SSRIs increase the amount of serotonin in the brain. Serotonin is a neurotransmitter best known for influencing mood. Sometimes called “the happy chemical,” low levels are linked with depression. The gut produces 90% of our serotonin, which has led some researchers to suggest that one’s diet has more to do with mental health than previously thought.
Nevertheless, SSRI medication inhibits serotonin reuptake, causing neurons to release more of the chemical with the idea being “more serotonin = happier person.”
Despite no differences between SSRIs and placebo pills, drug companies have produced an effective marketing campaign to promote SSRIs. Big Pharma has spent big bucks advertising on MSNBC, CNN and Fox News.
Do SSRIs cause violence?
There’s little doubt that SSRIs increase the risks of violent behaviour. There’s a reason SSRI medications in the US require labels that warn of irritability, hostility, aggression and impulsivity.
Side effects of SSRI also include emotional detachment, with subjects reporting that they don’t feel or care about anything. There’s also a causal relationship between SSRI use and psychosis and hallucinations.
A review of FDA-approved drugs found at least 31 to have a “disproportionate” association with violent behaviour. These 31 drugs make up nearly 80% of all cases of FDA drug-induced violence. They include 11 antidepressants, six sedatives, three ADHD medications, and one smoking cessation drug.
Researchers concluded that violence against others was a “genuine and serious adverse drug event.” Researchers in Sweden came to similar results. They found significant associations between violent crime convictions and SSRI use in patients between ages 15 and 24.
Of course, pharmaceutical companies know this. During clinical trials for paroxetine, an antidepressant, drug manufacturers found homicidal idealization and aggression in .65% of the participants. Not too bad, some may conclude. But the side effect of becoming more hostile increases 17-times when the drug is given to children with obsessive-compulsive disorders.
Paroxetine is still on the market, despite the clinical study showing that, of 9,000 people, 60 of them will become hostile enough to fantasize about killing innocent people.
No, Cannabis Does Not Cause Mass Shootings
No, cannabis does not cause mass shootings. A variety of factors do, but if you want to blame drugs, look no further than SSRIs.
But that’s not the narrative MSNBC, CNN or Fox News will give you. Drug companies spend billions every year advertising on these corporate outlets. Do you think they want these “journalists” researching and exposing their crony-capitalist system?
History is repeating itself. The prohibition of cannabis came from intense lobbying efforts from competitor industries. The justification was racism regarding blacks and Hispanics. The “experts” said cannabis caused black men to rape white women.
Likewise, despite legalization, cannabis faces pressure from corporate drug manufacturers that feel threatened. So the justification is that cannabis is harmful to your mental health. That it can cause psychosis in otherwise healthy people. And that cannabis will cause mass shootings.

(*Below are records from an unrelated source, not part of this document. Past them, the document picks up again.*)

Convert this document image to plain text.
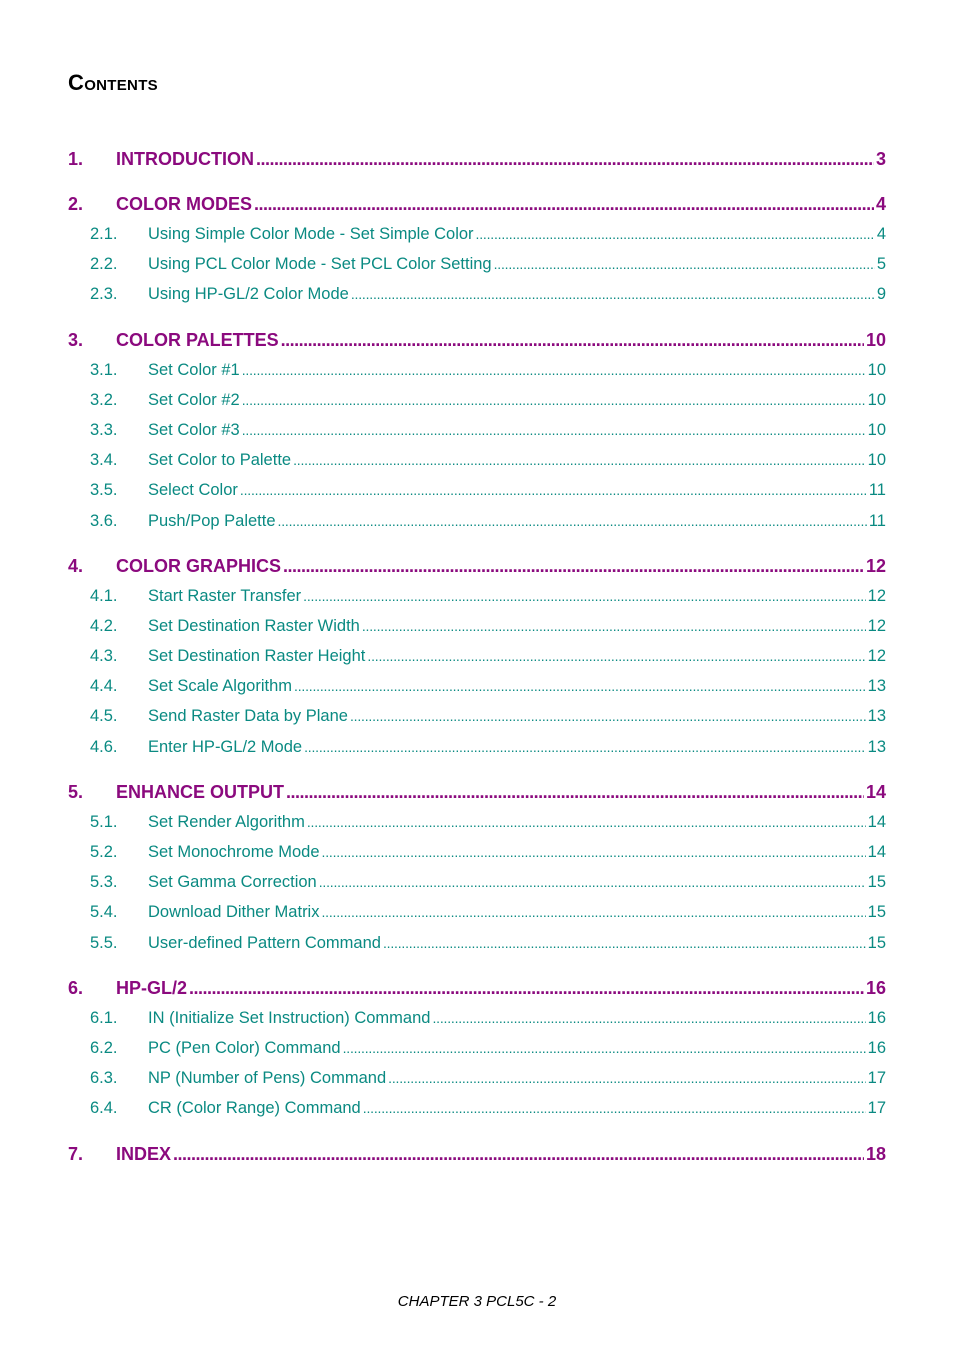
Contents
1.	INTRODUCTION .....	3
2.	COLOR MODES .....	4
2.1.	Using Simple Color Mode - Set Simple Color .....	4
2.2.	Using PCL Color Mode - Set PCL Color Setting .....	5
2.3.	Using HP-GL/2 Color Mode .....	9
3.	COLOR PALETTES .....	10
3.1.	Set Color #1 .....	10
3.2.	Set Color #2 .....	10
3.3.	Set Color #3 .....	10
3.4.	Set Color to Palette .....	10
3.5.	Select Color .....	11
3.6.	Push/Pop Palette .....	11
4.	COLOR GRAPHICS .....	12
4.1.	Start Raster Transfer .....	12
4.2.	Set Destination Raster Width .....	12
4.3.	Set Destination Raster Height .....	12
4.4.	Set Scale Algorithm .....	13
4.5.	Send Raster Data by Plane .....	13
4.6.	Enter HP-GL/2 Mode .....	13
5.	ENHANCE OUTPUT .....	14
5.1.	Set Render Algorithm .....	14
5.2.	Set Monochrome Mode .....	14
5.3.	Set Gamma Correction .....	15
5.4.	Download Dither Matrix .....	15
5.5.	User-defined Pattern Command .....	15
6.	HP-GL/2 .....	16
6.1.	IN (Initialize Set Instruction) Command .....	16
6.2.	PC (Pen Color) Command .....	16
6.3.	NP (Number of Pens) Command .....	17
6.4.	CR (Color Range) Command .....	17
7.	INDEX .....	18
CHAPTER 3 PCL5C - 2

Of course, they’d say that. They have to. Cannabis is a natural herb that can’t be patented or protected by intellectual property laws. Cannabis consumers are more compassionate. The effects expand the mind and allow people to make connections they didn’t previously see.
Including how the corporate press constructs narratives designed to keep some very unpleasant people in charge.
No wonder the corporate state opposes cannabis. If they can’t stop the legalization bum rush, they can at least spew toxic propaganda about it.